Home Microsoft Defines the New Mobile Business Experience on iPad

Microsoft Defines the New Mobile Business Experience on iPad

In 1984 and for a few years thereafter, Microsoft got its hands dirty in graphical computing by producing a few surprisingly mediocre applications for Macintosh, starting with a port of its otherwise decent spreadsheet called Multiplan. By the time Windows 3.0 was released in 1990, many of us felt the company would never again premiere a software concept on a machine bearing an Apple logo.

Sometimes I have a lot of fun being proven wrong. In the company’s first major demonstration in decades that one of its major software products need not be leveraged upon Windows, this morning Microsoft took the wraps off its latest Dynamics CRM for Mobile. And although it promises to provide native apps for Windows Phone, BlackBerry, and Android starting in Q2, there’s no escaping the fact that the headline attraction has all the earmarks of iPad. It’s the device that CxOs want, and therefore it’s the one that any business software platform must target.

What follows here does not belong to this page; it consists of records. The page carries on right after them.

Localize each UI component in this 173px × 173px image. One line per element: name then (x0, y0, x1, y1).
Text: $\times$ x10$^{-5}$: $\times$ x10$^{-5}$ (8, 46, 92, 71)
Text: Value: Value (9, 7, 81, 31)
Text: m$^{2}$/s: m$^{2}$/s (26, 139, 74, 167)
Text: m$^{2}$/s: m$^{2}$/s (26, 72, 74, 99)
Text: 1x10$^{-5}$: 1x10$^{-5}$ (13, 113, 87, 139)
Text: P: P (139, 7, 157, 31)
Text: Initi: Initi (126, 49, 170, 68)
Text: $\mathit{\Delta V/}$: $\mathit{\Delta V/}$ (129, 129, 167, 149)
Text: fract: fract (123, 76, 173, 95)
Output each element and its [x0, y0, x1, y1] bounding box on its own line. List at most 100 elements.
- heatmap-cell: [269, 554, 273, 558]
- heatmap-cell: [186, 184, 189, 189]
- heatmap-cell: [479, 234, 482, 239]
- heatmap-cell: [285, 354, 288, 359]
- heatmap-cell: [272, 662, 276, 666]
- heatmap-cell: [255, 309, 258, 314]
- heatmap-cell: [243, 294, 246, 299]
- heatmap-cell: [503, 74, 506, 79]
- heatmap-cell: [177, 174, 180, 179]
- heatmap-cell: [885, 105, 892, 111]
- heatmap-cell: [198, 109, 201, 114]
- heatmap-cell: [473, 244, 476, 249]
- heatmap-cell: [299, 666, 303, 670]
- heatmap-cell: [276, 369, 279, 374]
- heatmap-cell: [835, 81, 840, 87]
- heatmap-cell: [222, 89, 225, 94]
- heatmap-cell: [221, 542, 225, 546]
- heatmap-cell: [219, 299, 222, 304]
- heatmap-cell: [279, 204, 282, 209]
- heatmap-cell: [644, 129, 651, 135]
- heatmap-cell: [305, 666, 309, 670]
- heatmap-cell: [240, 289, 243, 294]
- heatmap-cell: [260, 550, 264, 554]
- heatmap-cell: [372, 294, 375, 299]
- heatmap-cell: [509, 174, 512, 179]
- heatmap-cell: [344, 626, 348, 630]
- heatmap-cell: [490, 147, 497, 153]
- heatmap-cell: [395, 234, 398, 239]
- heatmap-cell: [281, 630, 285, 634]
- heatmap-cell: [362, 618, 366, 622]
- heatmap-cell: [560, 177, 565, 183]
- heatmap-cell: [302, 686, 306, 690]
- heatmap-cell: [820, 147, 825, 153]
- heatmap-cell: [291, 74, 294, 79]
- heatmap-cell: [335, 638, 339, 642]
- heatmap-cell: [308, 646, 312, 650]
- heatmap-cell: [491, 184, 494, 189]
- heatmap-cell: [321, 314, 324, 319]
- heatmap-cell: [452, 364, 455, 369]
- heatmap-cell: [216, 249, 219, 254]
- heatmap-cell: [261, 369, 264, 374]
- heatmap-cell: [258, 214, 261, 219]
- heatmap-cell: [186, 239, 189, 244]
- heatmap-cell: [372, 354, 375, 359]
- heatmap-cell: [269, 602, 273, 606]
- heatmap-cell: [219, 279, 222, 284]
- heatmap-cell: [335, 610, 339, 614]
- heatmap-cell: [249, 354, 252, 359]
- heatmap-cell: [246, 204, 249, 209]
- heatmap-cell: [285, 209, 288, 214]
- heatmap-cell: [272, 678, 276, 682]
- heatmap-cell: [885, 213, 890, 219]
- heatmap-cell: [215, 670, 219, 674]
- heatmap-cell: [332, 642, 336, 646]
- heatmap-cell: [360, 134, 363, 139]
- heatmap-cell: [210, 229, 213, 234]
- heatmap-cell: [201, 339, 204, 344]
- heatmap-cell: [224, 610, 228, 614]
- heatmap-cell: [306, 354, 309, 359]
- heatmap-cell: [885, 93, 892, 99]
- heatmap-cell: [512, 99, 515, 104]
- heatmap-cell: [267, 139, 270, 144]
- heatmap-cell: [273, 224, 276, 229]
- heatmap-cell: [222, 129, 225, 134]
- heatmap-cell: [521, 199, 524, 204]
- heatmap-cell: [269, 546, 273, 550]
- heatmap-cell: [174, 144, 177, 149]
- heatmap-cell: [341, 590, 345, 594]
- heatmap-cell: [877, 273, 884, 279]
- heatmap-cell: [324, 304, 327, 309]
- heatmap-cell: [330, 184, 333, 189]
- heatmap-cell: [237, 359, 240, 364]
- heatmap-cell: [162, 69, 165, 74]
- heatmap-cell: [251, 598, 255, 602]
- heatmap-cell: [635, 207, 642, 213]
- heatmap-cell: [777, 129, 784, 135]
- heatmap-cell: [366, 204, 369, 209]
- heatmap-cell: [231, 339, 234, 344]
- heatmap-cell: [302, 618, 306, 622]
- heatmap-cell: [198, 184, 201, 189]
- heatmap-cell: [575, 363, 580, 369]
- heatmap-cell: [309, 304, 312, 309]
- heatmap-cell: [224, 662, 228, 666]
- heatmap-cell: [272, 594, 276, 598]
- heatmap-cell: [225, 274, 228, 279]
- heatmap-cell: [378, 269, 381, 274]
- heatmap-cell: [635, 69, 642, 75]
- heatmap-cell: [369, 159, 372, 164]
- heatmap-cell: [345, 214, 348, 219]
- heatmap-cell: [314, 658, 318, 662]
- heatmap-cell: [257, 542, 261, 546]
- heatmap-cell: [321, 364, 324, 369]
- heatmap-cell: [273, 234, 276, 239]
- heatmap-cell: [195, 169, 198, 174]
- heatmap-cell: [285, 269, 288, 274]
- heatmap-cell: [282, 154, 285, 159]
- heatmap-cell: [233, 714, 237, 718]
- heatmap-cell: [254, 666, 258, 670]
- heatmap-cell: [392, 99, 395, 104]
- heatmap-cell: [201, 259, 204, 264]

While analysts tend to conclude that Dynamics CRM leads in overall market share for on-premise CRM applications (with about three-fourths of that market), that’s like saying Ford is the market share leader among automobiles parked in garages. Where CRM has already headed is to service-based cloud delivery, and Salesforce.com hasn’t just led it there, it transplanted it there. Microsoft’s transition plan for Dynamics to the cloud began six months ago, and had already been criticized as late to the game.

Microsoft’s strategy for besting Salesforce at this late stage of the game is clever, banking on centralized management as a guiding theme. It perceives a need for both CxOs and administrators to adjust and tailor their services, so that they feel less like they’ve relocated their offices to LinkedIn headquarters, and more like their software is responding to their needs and demands.

The first plays in this strategy involve the distribution of so-called industry solution templates to major market segments, the first four being: life annuity insurance sales, non-profit organizations, health plan sales, and wealth management. The non-profit template, for example, “showcases Microsoft Dynamics CRM’s capability to manage constituents and donors, track donations, pledges and volunteer hours,” according to a Microsoft white paper released this morning (PDF available here).

The typical difficulty that administrators face with mobile applications is publishing multiple versions for different target devices. In a worst-case scenario, businesses end up with subfolders or even subdomains where, for example, the BlackBerry view is distinguished from the iOS view. Then when a developer publishes to one view first, the other one lags behind and waits its turn.

The revised, browser-based Dynamics CRM portal (above) does not look so much like an iPad app, but Microsoft did make sure to mention that it’s been tested and proven to work with Safari, the browser of choice for iOS and Mac users.

This morning, Microsoft emphasized its publishing model for the Q2 update of Dynamics CRM Mobile will enable one view that may be subscribed to by all four classes of supported devices. That way, administrators become free to set up tailored, policy-driven custom views around the roles certain users play in an organization, not whether they use a BlackBerry today and an iPad tomorrow. “Administrators also have the ability to remotely wipe devices of CRM data should a device be lost or stolen or the employee moves to a different organization,” the white paper reads.

The distribution model for this latest Dynamics CRM Mobile could give us a preview of what we could see later this year for “Office 15” and Office 365. The anchor for Microsoft’s service is the server software, which does leverage Windows and does give businesses the option of on-premise or service-based (cloud) deployment. End users of the Dynamics CRM Mobile will be charged $30 per user per month. Conceivably, the next version of Office (tailored for Windows 8) could present businesses with an even flatter end-user fee (perhaps with per-month or perpetual license options), that’s reduced when the business opts to serve Office to its employees on-premise or via cloud.